To calculate the environmental footprints at the national and industry level we use \({\mathbf {Z}}^{\text{new}}\) and \({\mathbf {Y}}^{\text{new}}\), along with the stressor matrix \({\mathbf {S}}\) containing the relative environmental impacts per unit of sector output, the output per sector \({\mathbf {x}}\), the characterisation matrix \({\mathbf {C}}\) that weights the environmental impacts according to the four footprints, and the matrix of direct impacts from final demand \({\mathbf {H}}\) storing the total direct impacts caused by all final demand categories in a region by footprint category, all provided by EXIOBASE (Stadler et al. 2018; Miller and Blair 2009).
We first calculate the Leontief inverse matrix \({\mathbf {L}}\) as
$${\mathbf {L}} = ({\mathbf {I}}- {\mathbf {Z}}^{\text{new}} {\hat{\mathbf{X}}^{-1}}),$$
(3)
where \({\mathbf {I}}\) is the identity matrix and \({\hat{\mathbf{X}}^{-1}}\) is a square matrix with \(1/x_i\) on the main diagonal and zeros elsewhere.
We then calculate the matrix of environmental multipliers \(\mathbf{E}\) storing the environmental impacts per Euro of final demand produced by industry sector:
$${\mathbf {E}} = \mathbf {CSL}.$$
(4)
What we refer to as industry footprints \({\mathbf {F}}^{\text{ind}}\) we obtain by multiplying the environmental multipliers with the amount that is finally demanded for each industry’s output:
$${\mathbf {F}}^{\text{ind}} = {\mathbf {E}} {\hat{\mathbf {Y}}},$$
(5)
where \({\hat{\mathbf{Y}}}\) is a square matrix with \({\mathbf {y}} = \sum _{j}y_{ij}\) (i.e. the sum of final demand over final demand categories j) on the main diagonal and zeros elsewhere.
National footprints \({\mathbf {F}}^{\text{nat}}\) we calculate as
$${\mathbf {F}}^{\text{nat}} = {\mathbf {E}} {\mathbf {Y}}^{\text{new}} + {\mathbf {H}}.$$
(6)
We carry out 4897 simulations runs, thus resulting in samples of 4897 different carbon, water, land and material footprints at national and industry level respectively. We quantify both the absolute and the relative variability within these samples. To measure the absolute variability we use the Standard Deviation (SD), while for the relative variability we use the Coefficient of Variations (CV) defined as
$$\text{CV} = \frac{\text{SD}}{\mu},$$
(7)
where \(\mu\) is the sample’s mean.
We choose the more commonly used SD and CV instead of a measure that is more robust against outliers such as the (relative) Median Absolute Deviation, so that we can compare our results with other studies on the uncertainty of environmental footprints.

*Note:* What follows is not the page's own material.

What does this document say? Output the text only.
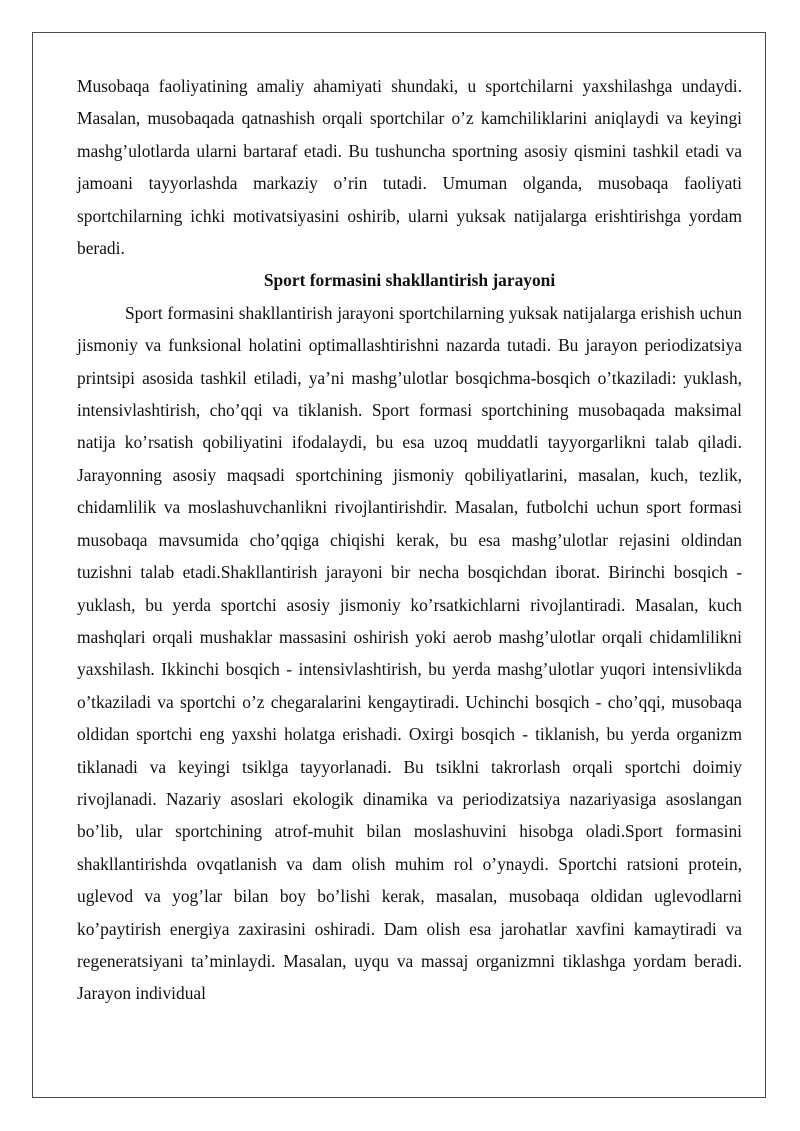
Musobaqa faoliyatining amaliy ahamiyati shundaki, u sportchilarni yaxshilashga undaydi. Masalan, musobaqada qatnashish orqali sportchilar o’z kamchiliklarini aniqlaydi va keyingi mashg’ulotlarda ularni bartaraf etadi. Bu tushuncha sportning asosiy qismini tashkil etadi va jamoani tayyorlashda markaziy o’rin tutadi. Umuman olganda, musobaqa faoliyati sportchilarning ichki motivatsiyasini oshirib, ularni yuksak natijalarga erishtirishga yordam beradi.

Sport formasini shakllantirish jarayoni

Sport formasini shakllantirish jarayoni sportchilarning yuksak natijalarga erishish uchun jismoniy va funksional holatini optimallashtirishni nazarda tutadi. Bu jarayon periodizatsiya printsipi asosida tashkil etiladi, ya’ni mashg’ulotlar bosqichma-bosqich o’tkaziladi: yuklash, intensivlashtirish, cho’qqi va tiklanish. Sport formasi sportchining musobaqada maksimal natija ko’rsatish qobiliyatini ifodalaydi, bu esa uzoq muddatli tayyorgarlikni talab qiladi. Jarayonning asosiy maqsadi sportchining jismoniy qobiliyatlarini, masalan, kuch, tezlik, chidamlilik va moslashuvchanlikni rivojlantirishdir. Masalan, futbolchi uchun sport formasi musobaqa mavsumida cho’qqiga chiqishi kerak, bu esa mashg’ulotlar rejasini oldindan tuzishni talab etadi.Shakllantirish jarayoni bir necha bosqichdan iborat. Birinchi bosqich - yuklash, bu yerda sportchi asosiy jismoniy ko’rsatkichlarni rivojlantiradi. Masalan, kuch mashqlari orqali mushaklar massasini oshirish yoki aerob mashg’ulotlar orqali chidamlilikni yaxshilash. Ikkinchi bosqich - intensivlashtirish, bu yerda mashg’ulotlar yuqori intensivlikda o’tkaziladi va sportchi o’z chegaralarini kengaytiradi. Uchinchi bosqich - cho’qqi, musobaqa oldidan sportchi eng yaxshi holatga erishadi. Oxirgi bosqich - tiklanish, bu yerda organizm tiklanadi va keyingi tsiklga tayyorlanadi. Bu tsiklni takrorlash orqali sportchi doimiy rivojlanadi. Nazariy asoslari ekologik dinamika va periodizatsiya nazariyasiga asoslangan bo’lib, ular sportchining atrof-muhit bilan moslashuvini hisobga oladi.Sport formasini shakllantirishda ovqatlanish va dam olish muhim rol o’ynaydi. Sportchi ratsioni protein, uglevod va yog’lar bilan boy bo’lishi kerak, masalan, musobaqa oldidan uglevodlarni ko’paytirish energiya zaxirasini oshiradi. Dam olish esa jarohatlar xavfini kamaytiradi va regeneratsiyani ta’minlaydi. Masalan, uyqu va massaj organizmni tiklashga yordam beradi. Jarayon individual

In Additional files 3 and 4 we also provide our results with these alternative measures of variability. Since both SD and CV do not give any information about the exact appearance of a distribution (e.g. its skewness, number of modes, etc.), we take a closer look at the sample distributions for some example industries/nations by looking at their probability density function and describing their variability in terms of their 2.5th and 97.5th percentiles.